Neighbors can't wait, either.

A few years ago, they fought plans to tear down the grammar school and build subsidized housing in its place. Today, they like what they're hearing.

"Quite a few members of our association went to school there," said Carrol Marshall, president of the V.M. Ybor Neighborhood Association. "It's part of their heritage."

Eventually, the academy will have 120 students in grades five through eight. For the first year, however, the school will take 30 students -- 15 boys and 15 girls all in the fifth grade. Tuition is free for those who get accepted. That includes qualifying for the federal lunch program and passing a trial course.
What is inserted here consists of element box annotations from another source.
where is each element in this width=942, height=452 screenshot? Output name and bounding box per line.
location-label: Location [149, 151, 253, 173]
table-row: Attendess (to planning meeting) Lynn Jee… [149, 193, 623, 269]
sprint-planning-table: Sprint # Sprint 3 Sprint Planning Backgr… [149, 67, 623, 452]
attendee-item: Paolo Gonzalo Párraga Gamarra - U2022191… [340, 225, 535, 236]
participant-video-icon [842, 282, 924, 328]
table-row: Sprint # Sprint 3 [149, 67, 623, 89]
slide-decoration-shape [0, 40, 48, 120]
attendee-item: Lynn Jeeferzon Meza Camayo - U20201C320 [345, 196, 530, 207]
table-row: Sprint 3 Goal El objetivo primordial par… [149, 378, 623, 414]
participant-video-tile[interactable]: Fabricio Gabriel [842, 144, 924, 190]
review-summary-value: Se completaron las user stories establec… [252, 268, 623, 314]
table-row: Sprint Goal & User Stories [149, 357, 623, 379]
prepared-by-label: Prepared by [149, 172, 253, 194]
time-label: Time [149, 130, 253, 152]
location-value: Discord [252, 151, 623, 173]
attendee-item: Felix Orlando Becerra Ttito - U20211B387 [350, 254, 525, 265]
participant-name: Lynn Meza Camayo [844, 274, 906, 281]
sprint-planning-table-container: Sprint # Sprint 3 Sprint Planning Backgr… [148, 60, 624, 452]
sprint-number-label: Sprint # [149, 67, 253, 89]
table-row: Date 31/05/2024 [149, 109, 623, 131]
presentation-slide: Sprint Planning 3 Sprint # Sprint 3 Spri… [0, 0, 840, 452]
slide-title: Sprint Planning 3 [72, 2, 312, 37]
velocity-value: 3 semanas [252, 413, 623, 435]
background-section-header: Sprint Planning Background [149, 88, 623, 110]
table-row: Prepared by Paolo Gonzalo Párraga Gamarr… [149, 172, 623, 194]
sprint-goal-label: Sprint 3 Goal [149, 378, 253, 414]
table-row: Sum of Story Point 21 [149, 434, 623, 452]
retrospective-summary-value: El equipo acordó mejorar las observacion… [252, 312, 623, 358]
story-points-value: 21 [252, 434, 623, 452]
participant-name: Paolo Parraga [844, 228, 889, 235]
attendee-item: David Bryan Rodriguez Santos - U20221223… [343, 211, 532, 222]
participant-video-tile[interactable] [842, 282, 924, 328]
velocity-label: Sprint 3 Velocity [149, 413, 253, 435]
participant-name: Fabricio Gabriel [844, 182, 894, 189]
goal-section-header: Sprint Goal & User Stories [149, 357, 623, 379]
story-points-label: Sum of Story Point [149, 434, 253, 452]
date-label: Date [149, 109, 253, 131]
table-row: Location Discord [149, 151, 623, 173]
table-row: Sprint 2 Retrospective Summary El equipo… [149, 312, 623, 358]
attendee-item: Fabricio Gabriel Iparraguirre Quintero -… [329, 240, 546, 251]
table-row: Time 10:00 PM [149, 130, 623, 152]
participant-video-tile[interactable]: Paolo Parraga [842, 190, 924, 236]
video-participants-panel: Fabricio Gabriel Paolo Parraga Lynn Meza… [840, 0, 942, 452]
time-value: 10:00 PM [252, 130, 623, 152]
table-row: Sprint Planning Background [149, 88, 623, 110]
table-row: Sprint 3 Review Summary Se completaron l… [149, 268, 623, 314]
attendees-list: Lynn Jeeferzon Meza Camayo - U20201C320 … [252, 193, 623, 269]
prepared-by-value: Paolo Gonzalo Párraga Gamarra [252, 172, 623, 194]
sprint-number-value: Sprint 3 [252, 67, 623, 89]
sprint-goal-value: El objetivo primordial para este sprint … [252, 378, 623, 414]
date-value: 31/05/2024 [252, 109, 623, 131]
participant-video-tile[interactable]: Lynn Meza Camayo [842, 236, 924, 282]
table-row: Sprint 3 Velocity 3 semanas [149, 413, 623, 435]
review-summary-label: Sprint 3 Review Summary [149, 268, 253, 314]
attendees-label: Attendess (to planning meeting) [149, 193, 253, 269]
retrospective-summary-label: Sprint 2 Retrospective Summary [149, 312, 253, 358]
Classes begin this summer.

In the meantime, there's a lot of work to be done.

A chain-link fence surrounds the scruffy lot. Atop the front steps, carpet padding and dirty blankets form a makeshift bed. An old math book props up one end like a pillow.

"It's a shame they let it go this far," said Carlos Menendez, who saw Tamayo in the school yard last week while on his way to La Segunda Bakery.

Menendez, 55, attended the school in the 1950s.

As he and Tamayo talked, a patrol car zipped east on 15th Avenue. Minutes later, another one shot west.

Some 44 percent of adults in a 1-mile radius did not graduate from high school, Tamayo said. But he isn't deterred. His last job: high school principal in inner-city Boston.

The academy buildings should be ready by summer, said Tamayo, who lived in Tampa for years before moving to New England. If not, portables will sprout on two lots the academy owns across the street.

But the academy clearly wants classes to begin in the old building as soon as possible. Beneath rotted roof beams, Tamayo sees hope.

"This has become like the Statue of Liberty," he said.

Ground breaking is set for Feb. 4 at 9 a.m. La Segunda will provide coffee and pastries.